Through a series of events, Simba is reminded of his calling and informed of the terror that the new evil king has brought into his beloved home. He is then confronted with an appearance of His father and reminded that his father has never left him and his legacy lives on through him. Simba can barely stop himself from immediately running back to his home and fighting for his rightful place in order to restore the pride-land back to order and bring about prosperity for his people. At the climax of this tale, Simba and the righteous lions have a final war with Scar and his army of rebels and prove victorious. The movie ends with the pride-lands returning to the blessings of a reigning, just king and peace. As is the case with many films, the closing of the movie carries with it the idea that this peace is one that will last and continue on forever. 


Let the reader be aware that this is where The Lion King veers off of the Biblical understanding of the leader of this restoration. While mankind certainly has its own rebellious sons and daughters of the King and must see our identity as such, we must not view ourselves as existential ‘Simba’s’ fighting with our own power; capable of overcoming a great cosmic evil. 

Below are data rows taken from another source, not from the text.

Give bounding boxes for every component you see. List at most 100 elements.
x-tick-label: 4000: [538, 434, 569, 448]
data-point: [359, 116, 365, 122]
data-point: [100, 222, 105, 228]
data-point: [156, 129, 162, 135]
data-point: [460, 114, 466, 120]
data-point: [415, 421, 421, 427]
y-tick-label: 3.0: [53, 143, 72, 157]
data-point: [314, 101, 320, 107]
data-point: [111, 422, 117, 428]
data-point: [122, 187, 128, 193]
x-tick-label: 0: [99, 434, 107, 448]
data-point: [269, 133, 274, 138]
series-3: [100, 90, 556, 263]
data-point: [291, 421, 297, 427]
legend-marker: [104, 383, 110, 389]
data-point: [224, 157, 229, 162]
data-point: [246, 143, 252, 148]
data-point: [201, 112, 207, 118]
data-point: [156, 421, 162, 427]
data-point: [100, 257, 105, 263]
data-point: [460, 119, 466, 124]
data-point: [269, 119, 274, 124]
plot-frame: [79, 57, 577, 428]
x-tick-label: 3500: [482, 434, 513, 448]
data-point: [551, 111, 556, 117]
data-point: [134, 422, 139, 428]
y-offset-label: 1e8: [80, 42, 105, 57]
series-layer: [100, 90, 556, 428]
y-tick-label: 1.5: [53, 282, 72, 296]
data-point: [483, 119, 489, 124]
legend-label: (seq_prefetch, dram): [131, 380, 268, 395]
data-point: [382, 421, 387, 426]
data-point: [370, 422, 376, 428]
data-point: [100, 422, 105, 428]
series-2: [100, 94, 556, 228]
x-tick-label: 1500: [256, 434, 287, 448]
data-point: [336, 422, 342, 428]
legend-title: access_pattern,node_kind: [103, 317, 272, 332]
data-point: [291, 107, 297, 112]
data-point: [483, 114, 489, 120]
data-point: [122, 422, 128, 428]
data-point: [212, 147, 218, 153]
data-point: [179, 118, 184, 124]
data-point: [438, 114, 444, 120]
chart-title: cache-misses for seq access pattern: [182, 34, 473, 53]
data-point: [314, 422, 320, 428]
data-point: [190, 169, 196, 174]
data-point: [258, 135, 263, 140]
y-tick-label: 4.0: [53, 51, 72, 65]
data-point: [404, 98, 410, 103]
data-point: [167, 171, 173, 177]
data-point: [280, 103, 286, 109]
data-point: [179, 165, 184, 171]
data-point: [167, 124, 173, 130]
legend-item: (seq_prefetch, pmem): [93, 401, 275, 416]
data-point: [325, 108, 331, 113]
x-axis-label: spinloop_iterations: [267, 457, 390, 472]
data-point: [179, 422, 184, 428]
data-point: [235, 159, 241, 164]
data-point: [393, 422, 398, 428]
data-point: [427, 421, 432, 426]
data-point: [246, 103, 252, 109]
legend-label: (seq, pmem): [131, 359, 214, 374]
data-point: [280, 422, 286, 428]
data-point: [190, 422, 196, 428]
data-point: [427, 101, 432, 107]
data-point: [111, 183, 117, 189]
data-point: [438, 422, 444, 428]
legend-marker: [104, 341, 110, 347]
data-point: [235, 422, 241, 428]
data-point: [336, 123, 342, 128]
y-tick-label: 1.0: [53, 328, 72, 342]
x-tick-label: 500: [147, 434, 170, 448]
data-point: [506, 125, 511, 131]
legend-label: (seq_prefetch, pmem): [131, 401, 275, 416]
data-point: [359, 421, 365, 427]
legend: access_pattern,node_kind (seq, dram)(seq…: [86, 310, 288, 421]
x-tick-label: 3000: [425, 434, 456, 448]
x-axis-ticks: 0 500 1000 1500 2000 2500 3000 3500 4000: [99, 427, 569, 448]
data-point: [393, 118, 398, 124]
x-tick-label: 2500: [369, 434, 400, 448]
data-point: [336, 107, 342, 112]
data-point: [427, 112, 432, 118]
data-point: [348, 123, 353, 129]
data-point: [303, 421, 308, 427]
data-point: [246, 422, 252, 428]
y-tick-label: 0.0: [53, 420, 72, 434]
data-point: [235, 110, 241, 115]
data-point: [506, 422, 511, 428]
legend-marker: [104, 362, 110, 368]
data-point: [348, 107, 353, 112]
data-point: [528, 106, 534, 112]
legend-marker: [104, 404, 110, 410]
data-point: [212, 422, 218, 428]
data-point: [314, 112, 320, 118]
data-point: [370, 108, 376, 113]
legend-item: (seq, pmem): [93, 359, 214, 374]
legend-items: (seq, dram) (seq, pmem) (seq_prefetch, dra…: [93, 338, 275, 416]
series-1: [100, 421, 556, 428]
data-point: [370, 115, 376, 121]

Jesus did what only He could accomplish in defeating death, sin, and the devil himself through His atoning work on the cross (1 Cor.15). So, we are not collective ‘Simba’s’ running back into our destiny to conquer evil and rule as kings. Yet, perhaps we should uncover a spiritual lesson in that we must not forget who we are (or rather, Whosewe are), as Simba was reminded, and run into our calling as sons and daughters of the true King. In this, we can find the oft needed reminder that our heavenly Father will never leave us and that our true identity is worth pursuing. We are but a small part in God’s unfolding story and with lion like courage and faith must await the return of the True King who will one day restore creation and usher in an age of eternal paradise for His children.